Zombie Apocalypse: Maybe I Wrote This Off Too Soon

How many cannibal incidents do you need in a week to start wondering if the zombie apocalypse paranoid might have something to it?  First, the bath salts crazed cannibal in Florida, now this college student doing the human recycling thing in Maryland.  The college student is from Kenya; I didn't think this was a custom of that part of Africa.

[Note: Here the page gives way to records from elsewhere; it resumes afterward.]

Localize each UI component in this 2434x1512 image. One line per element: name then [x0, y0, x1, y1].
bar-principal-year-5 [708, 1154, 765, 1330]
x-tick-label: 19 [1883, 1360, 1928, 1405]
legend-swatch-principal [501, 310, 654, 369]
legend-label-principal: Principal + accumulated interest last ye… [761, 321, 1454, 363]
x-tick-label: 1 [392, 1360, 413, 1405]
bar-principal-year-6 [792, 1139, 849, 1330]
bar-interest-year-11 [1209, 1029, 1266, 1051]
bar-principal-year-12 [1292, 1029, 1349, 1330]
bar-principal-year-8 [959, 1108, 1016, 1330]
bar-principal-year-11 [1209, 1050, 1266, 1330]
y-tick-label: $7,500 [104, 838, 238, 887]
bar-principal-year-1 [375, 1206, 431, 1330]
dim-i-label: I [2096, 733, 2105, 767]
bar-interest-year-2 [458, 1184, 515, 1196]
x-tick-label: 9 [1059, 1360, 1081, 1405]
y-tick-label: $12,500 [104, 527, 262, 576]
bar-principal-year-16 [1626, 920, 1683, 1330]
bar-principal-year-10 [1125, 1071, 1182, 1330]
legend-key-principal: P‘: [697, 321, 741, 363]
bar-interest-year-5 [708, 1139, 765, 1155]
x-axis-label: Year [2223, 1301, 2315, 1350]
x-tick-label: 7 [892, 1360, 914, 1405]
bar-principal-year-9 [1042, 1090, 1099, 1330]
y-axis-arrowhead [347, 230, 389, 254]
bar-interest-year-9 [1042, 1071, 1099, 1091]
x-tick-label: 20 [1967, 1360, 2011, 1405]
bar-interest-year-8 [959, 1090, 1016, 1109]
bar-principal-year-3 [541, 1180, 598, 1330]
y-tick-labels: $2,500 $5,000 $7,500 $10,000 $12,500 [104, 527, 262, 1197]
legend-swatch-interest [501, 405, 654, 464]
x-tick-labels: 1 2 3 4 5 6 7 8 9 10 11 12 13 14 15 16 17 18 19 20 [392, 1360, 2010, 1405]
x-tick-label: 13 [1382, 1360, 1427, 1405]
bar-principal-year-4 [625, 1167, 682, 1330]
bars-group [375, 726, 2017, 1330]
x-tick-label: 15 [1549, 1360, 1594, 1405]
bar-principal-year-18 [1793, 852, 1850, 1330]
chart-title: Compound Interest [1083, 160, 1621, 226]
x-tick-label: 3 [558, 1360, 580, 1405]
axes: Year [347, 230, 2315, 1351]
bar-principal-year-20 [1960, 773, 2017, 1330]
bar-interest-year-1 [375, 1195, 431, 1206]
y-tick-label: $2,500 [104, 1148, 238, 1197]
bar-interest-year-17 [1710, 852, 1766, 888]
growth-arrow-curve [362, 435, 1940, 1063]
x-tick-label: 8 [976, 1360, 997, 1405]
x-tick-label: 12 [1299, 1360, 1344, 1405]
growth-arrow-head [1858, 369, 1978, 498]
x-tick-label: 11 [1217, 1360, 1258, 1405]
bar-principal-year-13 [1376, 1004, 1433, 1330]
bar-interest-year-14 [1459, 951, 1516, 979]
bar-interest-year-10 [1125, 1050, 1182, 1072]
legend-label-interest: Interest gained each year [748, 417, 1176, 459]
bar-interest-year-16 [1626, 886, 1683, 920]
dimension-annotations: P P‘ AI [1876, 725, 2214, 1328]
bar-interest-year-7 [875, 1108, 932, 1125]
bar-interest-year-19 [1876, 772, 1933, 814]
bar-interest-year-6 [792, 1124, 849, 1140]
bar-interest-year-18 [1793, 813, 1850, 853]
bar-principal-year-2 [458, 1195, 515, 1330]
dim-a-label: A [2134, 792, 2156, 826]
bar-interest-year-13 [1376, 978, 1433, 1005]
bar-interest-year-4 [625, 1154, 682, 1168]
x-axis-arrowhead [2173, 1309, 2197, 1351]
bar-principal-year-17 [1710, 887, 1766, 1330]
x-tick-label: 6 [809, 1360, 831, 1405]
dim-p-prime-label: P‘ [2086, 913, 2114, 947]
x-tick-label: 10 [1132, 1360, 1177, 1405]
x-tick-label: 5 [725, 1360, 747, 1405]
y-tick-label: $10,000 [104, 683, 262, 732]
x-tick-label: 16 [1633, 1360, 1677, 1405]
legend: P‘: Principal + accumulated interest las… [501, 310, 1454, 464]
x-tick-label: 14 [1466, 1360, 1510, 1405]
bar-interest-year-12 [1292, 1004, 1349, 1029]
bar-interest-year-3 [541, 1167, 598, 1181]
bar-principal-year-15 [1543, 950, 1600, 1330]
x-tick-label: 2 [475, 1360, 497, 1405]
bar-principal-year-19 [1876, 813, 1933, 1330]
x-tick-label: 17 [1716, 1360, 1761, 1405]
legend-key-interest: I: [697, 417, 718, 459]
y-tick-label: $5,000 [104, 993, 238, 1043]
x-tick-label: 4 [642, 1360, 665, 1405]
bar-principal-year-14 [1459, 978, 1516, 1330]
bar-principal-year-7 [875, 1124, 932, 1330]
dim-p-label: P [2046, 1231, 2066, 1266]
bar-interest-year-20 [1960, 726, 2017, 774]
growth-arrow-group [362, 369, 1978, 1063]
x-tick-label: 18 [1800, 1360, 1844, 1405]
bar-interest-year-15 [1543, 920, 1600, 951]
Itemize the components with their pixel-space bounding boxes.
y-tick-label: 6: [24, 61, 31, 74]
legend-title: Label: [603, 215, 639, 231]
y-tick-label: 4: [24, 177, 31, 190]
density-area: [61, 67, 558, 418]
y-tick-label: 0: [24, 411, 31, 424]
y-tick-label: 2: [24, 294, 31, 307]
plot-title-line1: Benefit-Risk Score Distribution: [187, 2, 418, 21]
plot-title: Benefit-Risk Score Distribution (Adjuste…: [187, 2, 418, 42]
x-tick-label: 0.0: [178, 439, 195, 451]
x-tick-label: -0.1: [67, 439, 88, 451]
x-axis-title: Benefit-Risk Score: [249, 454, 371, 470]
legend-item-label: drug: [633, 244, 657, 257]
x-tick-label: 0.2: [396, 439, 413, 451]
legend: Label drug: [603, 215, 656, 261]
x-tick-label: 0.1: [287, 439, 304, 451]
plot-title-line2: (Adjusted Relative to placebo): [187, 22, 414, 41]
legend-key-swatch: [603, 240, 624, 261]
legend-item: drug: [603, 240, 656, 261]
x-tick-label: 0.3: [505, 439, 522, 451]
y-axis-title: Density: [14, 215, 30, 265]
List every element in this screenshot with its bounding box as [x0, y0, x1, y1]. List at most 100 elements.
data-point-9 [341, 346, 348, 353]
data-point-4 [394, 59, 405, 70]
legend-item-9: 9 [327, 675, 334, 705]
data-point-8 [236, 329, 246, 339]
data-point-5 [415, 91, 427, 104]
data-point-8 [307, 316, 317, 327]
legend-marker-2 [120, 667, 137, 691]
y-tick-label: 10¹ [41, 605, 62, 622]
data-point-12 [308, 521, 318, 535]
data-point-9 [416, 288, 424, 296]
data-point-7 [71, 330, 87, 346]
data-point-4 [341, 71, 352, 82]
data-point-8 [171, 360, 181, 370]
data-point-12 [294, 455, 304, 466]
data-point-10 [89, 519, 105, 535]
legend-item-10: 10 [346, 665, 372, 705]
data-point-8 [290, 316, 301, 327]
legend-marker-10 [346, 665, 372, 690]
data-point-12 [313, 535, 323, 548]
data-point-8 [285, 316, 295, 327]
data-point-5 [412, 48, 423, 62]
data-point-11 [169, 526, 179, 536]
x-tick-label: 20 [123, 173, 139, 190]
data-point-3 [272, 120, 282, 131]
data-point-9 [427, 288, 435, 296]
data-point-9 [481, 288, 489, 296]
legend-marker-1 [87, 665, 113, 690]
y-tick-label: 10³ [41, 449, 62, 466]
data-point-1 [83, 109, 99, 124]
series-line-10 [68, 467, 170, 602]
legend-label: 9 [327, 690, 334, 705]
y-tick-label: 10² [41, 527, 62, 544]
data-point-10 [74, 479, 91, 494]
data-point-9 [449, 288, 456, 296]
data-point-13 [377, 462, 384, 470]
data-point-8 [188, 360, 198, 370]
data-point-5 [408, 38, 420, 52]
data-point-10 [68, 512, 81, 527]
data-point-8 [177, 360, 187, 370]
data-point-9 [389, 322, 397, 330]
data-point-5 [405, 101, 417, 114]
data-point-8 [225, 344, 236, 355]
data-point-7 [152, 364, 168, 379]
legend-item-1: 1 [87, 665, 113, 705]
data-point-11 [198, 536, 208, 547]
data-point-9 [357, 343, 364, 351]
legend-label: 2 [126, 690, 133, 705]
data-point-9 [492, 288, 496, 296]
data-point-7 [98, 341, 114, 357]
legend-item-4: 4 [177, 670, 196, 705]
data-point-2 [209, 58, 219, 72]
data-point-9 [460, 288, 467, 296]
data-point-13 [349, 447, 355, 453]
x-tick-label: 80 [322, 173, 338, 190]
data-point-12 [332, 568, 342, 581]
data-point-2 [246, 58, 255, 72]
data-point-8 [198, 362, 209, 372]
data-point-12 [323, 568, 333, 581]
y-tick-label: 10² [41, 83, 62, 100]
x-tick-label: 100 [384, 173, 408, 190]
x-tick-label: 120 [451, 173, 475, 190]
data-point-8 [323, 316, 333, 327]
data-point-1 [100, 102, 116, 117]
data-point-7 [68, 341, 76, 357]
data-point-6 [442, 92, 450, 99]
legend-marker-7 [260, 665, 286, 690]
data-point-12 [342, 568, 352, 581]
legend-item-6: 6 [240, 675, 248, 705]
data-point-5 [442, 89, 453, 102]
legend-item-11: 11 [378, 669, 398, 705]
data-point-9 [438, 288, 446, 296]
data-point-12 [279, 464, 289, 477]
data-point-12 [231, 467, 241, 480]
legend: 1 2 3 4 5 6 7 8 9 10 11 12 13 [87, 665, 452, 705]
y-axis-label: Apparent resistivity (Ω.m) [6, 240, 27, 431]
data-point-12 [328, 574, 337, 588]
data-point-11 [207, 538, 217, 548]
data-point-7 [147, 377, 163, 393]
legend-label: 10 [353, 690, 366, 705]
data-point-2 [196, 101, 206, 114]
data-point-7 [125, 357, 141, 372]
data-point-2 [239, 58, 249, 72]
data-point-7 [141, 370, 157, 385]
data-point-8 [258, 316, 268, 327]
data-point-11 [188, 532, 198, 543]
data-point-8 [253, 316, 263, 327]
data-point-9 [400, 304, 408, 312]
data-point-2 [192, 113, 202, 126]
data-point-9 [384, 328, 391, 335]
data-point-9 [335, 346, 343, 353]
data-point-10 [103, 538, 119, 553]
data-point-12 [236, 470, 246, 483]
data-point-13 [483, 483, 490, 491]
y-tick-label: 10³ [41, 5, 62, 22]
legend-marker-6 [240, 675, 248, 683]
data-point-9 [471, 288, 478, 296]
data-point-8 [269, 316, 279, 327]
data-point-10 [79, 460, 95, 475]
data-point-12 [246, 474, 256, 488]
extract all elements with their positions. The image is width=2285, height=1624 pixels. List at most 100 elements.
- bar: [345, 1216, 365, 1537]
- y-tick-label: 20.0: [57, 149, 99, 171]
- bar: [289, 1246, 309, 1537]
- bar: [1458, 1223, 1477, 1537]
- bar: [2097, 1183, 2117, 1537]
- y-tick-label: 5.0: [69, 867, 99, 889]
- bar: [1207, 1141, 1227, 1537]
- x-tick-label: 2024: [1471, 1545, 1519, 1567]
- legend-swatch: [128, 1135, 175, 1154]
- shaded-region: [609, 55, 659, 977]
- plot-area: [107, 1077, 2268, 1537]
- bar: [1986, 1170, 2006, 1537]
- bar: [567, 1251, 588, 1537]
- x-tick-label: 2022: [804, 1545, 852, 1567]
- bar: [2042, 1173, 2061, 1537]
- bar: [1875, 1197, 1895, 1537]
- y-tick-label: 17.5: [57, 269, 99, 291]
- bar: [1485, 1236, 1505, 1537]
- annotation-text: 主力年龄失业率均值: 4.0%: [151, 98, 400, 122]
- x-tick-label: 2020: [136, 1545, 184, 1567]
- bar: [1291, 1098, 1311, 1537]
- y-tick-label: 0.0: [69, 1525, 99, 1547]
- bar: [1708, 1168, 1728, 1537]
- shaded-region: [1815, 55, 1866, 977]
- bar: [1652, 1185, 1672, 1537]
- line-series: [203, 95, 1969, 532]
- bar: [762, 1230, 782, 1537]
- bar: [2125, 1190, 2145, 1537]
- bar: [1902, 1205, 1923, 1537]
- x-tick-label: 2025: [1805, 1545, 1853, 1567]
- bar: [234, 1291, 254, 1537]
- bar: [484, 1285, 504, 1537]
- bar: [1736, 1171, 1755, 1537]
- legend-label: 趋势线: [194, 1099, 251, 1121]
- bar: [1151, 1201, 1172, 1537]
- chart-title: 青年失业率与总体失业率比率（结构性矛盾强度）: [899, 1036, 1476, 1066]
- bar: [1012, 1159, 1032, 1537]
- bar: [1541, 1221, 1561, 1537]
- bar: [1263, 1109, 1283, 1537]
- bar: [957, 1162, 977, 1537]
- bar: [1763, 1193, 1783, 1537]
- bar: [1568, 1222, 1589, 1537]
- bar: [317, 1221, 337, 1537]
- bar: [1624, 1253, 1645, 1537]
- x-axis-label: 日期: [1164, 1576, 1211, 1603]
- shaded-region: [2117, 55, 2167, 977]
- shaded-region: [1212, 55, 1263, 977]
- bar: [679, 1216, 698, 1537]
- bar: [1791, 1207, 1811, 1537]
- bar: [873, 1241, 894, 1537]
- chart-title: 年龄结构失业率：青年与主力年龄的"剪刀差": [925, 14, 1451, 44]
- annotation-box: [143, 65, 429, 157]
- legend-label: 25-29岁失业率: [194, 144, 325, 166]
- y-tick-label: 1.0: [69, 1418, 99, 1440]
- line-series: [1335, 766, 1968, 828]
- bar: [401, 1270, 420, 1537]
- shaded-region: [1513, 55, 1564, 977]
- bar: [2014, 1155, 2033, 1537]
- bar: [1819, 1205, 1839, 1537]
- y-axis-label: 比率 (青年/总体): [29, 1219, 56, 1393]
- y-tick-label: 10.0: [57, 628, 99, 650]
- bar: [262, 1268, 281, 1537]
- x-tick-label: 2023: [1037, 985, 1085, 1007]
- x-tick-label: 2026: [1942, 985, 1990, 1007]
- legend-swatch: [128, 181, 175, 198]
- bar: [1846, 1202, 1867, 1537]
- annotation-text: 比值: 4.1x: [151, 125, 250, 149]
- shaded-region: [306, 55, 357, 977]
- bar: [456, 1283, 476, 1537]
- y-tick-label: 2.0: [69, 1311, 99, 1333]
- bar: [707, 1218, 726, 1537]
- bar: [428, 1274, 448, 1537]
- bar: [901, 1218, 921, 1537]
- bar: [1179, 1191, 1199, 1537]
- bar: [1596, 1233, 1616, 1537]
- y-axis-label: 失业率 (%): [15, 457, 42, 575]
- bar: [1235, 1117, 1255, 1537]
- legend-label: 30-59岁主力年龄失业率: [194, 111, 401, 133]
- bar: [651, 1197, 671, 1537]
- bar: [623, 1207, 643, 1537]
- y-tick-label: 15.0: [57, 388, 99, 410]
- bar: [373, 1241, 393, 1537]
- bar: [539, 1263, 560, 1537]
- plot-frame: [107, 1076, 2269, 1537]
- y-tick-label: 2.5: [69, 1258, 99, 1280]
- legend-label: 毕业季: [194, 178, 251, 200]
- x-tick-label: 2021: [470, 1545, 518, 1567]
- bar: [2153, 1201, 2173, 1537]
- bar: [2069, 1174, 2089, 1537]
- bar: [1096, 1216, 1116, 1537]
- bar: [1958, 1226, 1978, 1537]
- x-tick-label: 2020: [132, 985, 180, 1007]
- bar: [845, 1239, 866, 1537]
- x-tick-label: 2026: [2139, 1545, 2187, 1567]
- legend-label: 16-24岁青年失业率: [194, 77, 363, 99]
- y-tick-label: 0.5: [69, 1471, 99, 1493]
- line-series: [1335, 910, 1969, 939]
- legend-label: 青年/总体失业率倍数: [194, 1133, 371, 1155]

UPDATE: I see that the victim of the attack in Florida has a sad story that goes a lot farther back.  From May 30, 2012 CBS Miami:

For the victim Ronald Poppo, 65, however, it’s a completely different story.
At nine years old, Poppo and his family were involved in a serious car accident in New York. A yearbook photo acquired by the Miami New Times showed Poppo went on to become a decorated student at one of New York’s most prestigious high schools, Stuyvesant High.
Then, the family lost touch with him and haven’t heard from Ronald in 30 years.
“Well, I tried to reach him, but I just thought he killed himself,” Antoinette said. “And we really thought he was no longer on this earth.”
Even before he was attacked along the MacArthur Causeway; Ronald lived a tough life among the homeless men who call the space under the causeway home.
His past shows time in New York City, and back in the 80′s in New Orleans; but a long record of arrests for mostly petty crimes places him in the Miami area, at least off and on, as far back as 1978 when he was charged with criminal mischief.
Over the years, he dipped in and out of the courts for the types of crimes that are common when you don’t have a place to live.
Very smart kid...and somewhere, something goes wrong, and he ends up homeless, with lots of minor crimes ever since.  I would be very surprised if there wasn't a mental illness problem that developed in his 20s.  This is a very common pattern since deinstitutionalization of the mentally ill.  We tend to pay attention to the ones that commit serious crimes; we usually are not even aware of the ones who are living on the streets, getting in minor legal trouble or being victimized themselves.  As happened here, even Poppo's own family had lost track of him.  It is surprisingly easy to do.